The only tangible effect the Zone has had on mankind is to create another opportunity for people to do the one thing they always find a way to do: use others to make money. Redrick sees himself as a loner, a Stalker, free to do as he pleases, but of late he realizes that all he’s done his whole life is wander the Zone for other people because they had money he needed. Redrick’s wish that the world should just be a better place not because he’s young and idealistic, but because he’s lived his life being used by others who don’t give a shit about what happens to him or anyone else—used by a man who would send his own son to die just to get an object from the Zone—strikes me as an endearing way to show how the Visit affected mankind. It didn’t. Not in a meaningful way.

“Pigs always find mud.”

I then watched the movie Stalker.

So... uh...

The Zone is supposed to be a hazardous place full of danger and strange things, but our three protagonists encounter nothing. In 3 hours, they come across nothing, nothing happens, no dangers, no hazards, no strange events, no surreal scenery or monsters or environments. They spend 3 hours wandering an abandoned town and factory, talking about nothing, terrified of the supposed dangers all around them, and that’s supposed to convince us the Zone is a strange and bizarre place? They could have encountered something—anything!—to convince us that they’re in a hazardous place, but they find nothing! They don’t even reach the room that grants wishes. What was the point? If you’re going to base your movie on a good book like Roadside Picnic, you should at least show what the book showed!

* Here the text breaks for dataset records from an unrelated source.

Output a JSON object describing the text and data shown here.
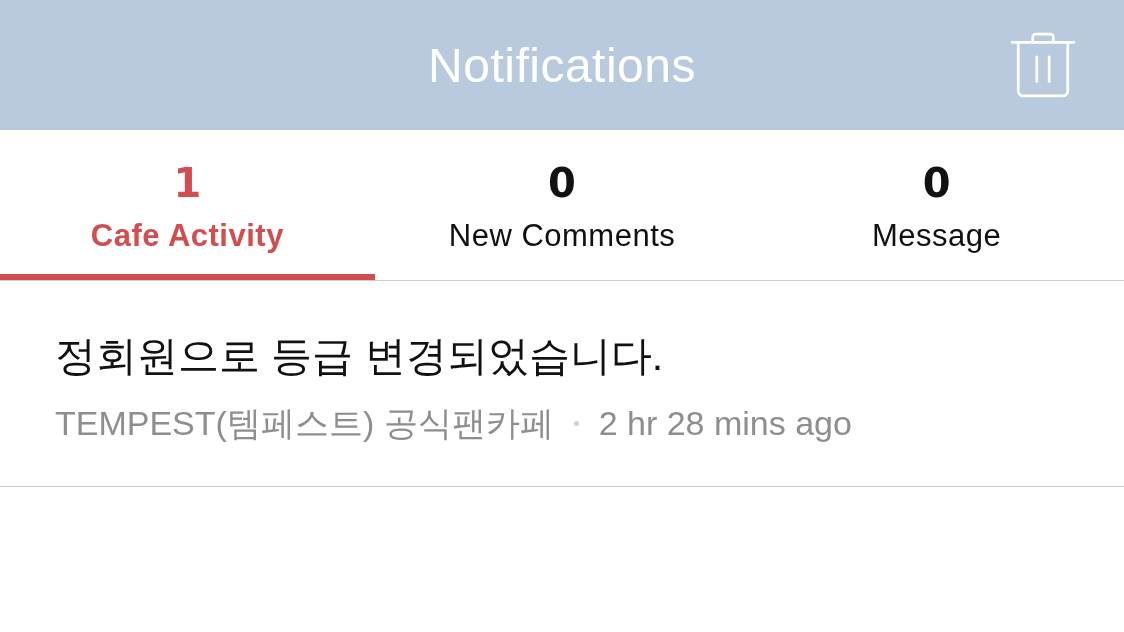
{
  "header": {
    "title": "Notifications"
  },
  "tabs": [
    {
      "count": "1",
      "label": "Cafe Activity",
      "selected": true
    },
    {
      "count": "0",
      "label": "New Comments",
      "selected": false
    },
    {
      "count": "0",
      "label": "Message",
      "selected": false
    }
  ],
  "notifications": [
    {
      "message": "정회원으로 등급 변경되었습니다.",
      "source": "TEMPEST(템페스트) 공식팬카페",
      "time": "2 hr 28 mins ago"
    }
  ]
}
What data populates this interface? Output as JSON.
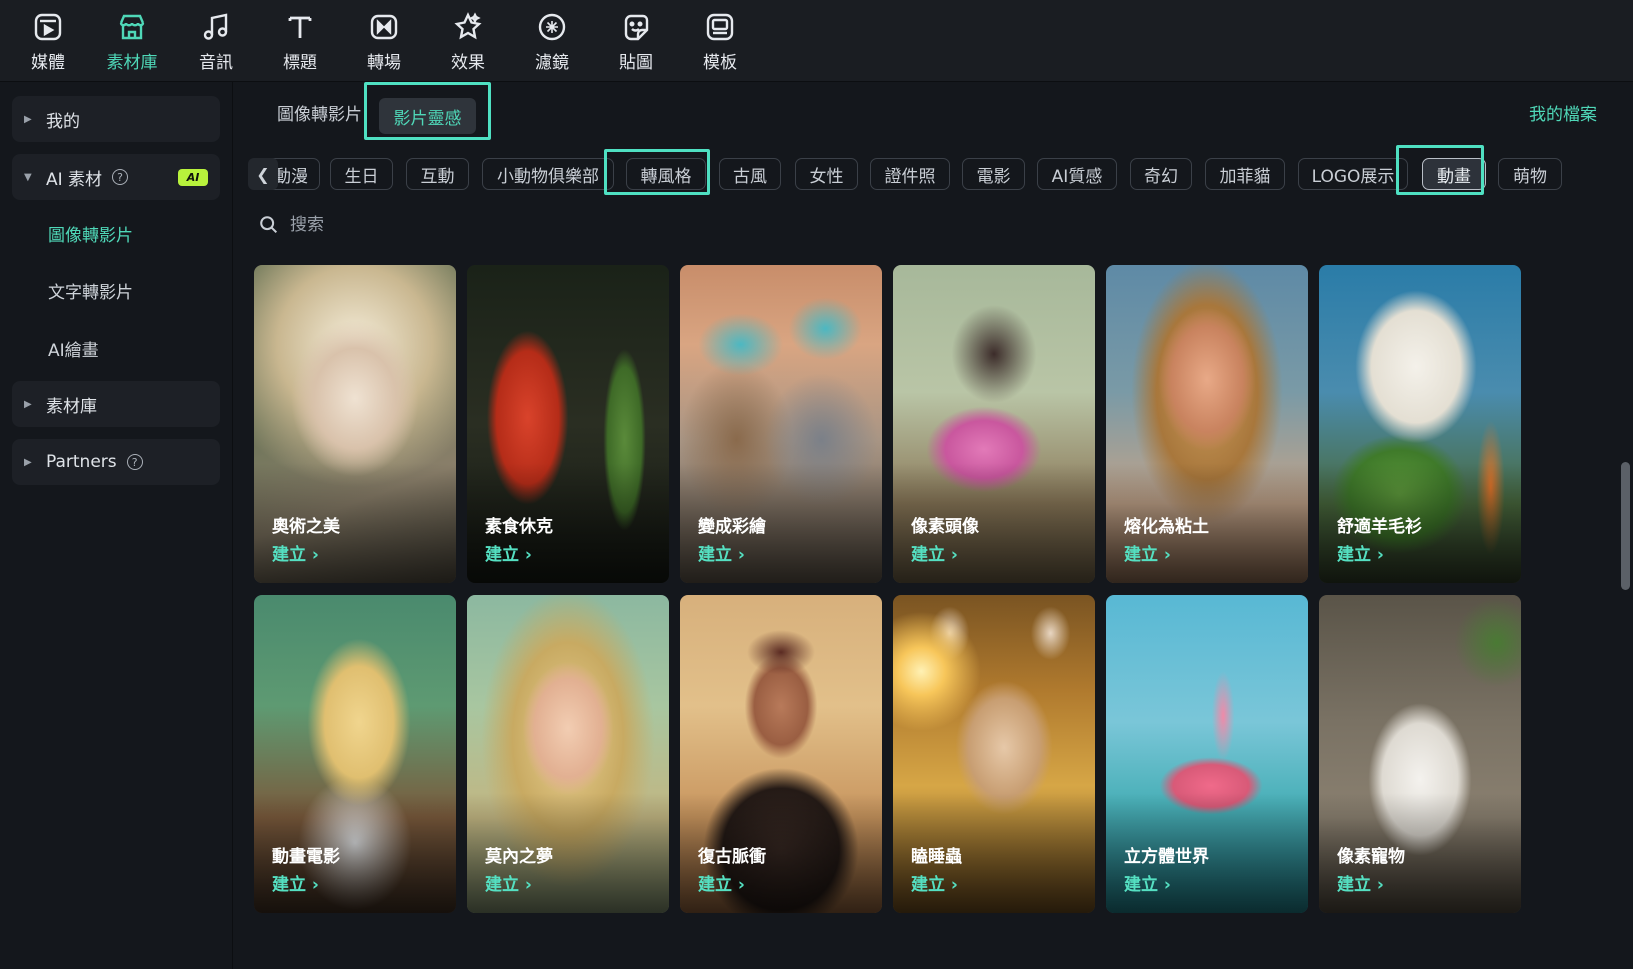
{
  "toolbar": [
    {
      "label": "媒體",
      "icon": "media-icon"
    },
    {
      "label": "素材庫",
      "icon": "store-icon",
      "active": true
    },
    {
      "label": "音訊",
      "icon": "music-note-icon"
    },
    {
      "label": "標題",
      "icon": "title-t-icon"
    },
    {
      "label": "轉場",
      "icon": "transition-icon"
    },
    {
      "label": "效果",
      "icon": "effects-star-icon"
    },
    {
      "label": "濾鏡",
      "icon": "filter-icon"
    },
    {
      "label": "貼圖",
      "icon": "sticker-icon"
    },
    {
      "label": "模板",
      "icon": "template-icon"
    }
  ],
  "sidebar": {
    "my": "我的",
    "ai_section": "AI 素材",
    "ai_badge": "AI",
    "ai_items": [
      "圖像轉影片",
      "文字轉影片",
      "AI繪畫"
    ],
    "library": "素材庫",
    "partners": "Partners"
  },
  "subtabs": {
    "image_to_video": "圖像轉影片",
    "video_inspiration": "影片靈感",
    "my_files": "我的檔案"
  },
  "categories": [
    "動漫",
    "生日",
    "互動",
    "小動物俱樂部",
    "轉風格",
    "古風",
    "女性",
    "證件照",
    "電影",
    "AI質感",
    "奇幻",
    "加菲貓",
    "LOGO展示",
    "動畫",
    "萌物"
  ],
  "selected_category": "動畫",
  "search": {
    "placeholder": "搜索"
  },
  "cards": [
    {
      "title": "奧術之美",
      "action": "建立 ›"
    },
    {
      "title": "素食休克",
      "action": "建立 ›"
    },
    {
      "title": "變成彩繪",
      "action": "建立 ›"
    },
    {
      "title": "像素頭像",
      "action": "建立 ›"
    },
    {
      "title": "熔化為粘土",
      "action": "建立 ›"
    },
    {
      "title": "舒適羊毛衫",
      "action": "建立 ›"
    },
    {
      "title": "動畫電影",
      "action": "建立 ›"
    },
    {
      "title": "莫內之夢",
      "action": "建立 ›"
    },
    {
      "title": "復古脈衝",
      "action": "建立 ›"
    },
    {
      "title": "瞌睡蟲",
      "action": "建立 ›"
    },
    {
      "title": "立方體世界",
      "action": "建立 ›"
    },
    {
      "title": "像素寵物",
      "action": "建立 ›"
    }
  ],
  "colors": {
    "accent": "#4fd8b8",
    "highlight": "#4fe0c2",
    "ai_badge": "#b8f23c"
  }
}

I knew it was going to be an arthouse film, so I was expecting it to be this surreal, eccentric masterpiece. Instead... There is no surreal cinematography or artsy camerawork. It really is just 3 hours watching 3 men wander an abandoned factory talking about all the danger surrounding them.

I’ve read that the director made the movie slow and boring on purpose just to stick it to the Soviet censors, and if that’s true I respect it, but don’t do it to the film adaptation of Roadside Picnic! It's an awesome book, and it deserves a good adaptation! Save your rebellion for your own project!

The video game is the better adaptation, and it doesn’t even use the same justification for the Zone as the book! The book has nothing to do with Chernobyl or radiation. In the game, aliens are not part of the story at all. The game should have kept the same setting; the setup in the book is perfectly good, so why change it? One wonders what might have been had the game not had so much cut from it, and if they’d had people who knew how to make an open world game on the team. (Having a woman on the team would have helped, too.)

Really, the gameplay makes up for the shortcomings in story and setting and balance and everything else. The creep factor also gives the player a real sense of dread. I like each for what it is, but skip the movie.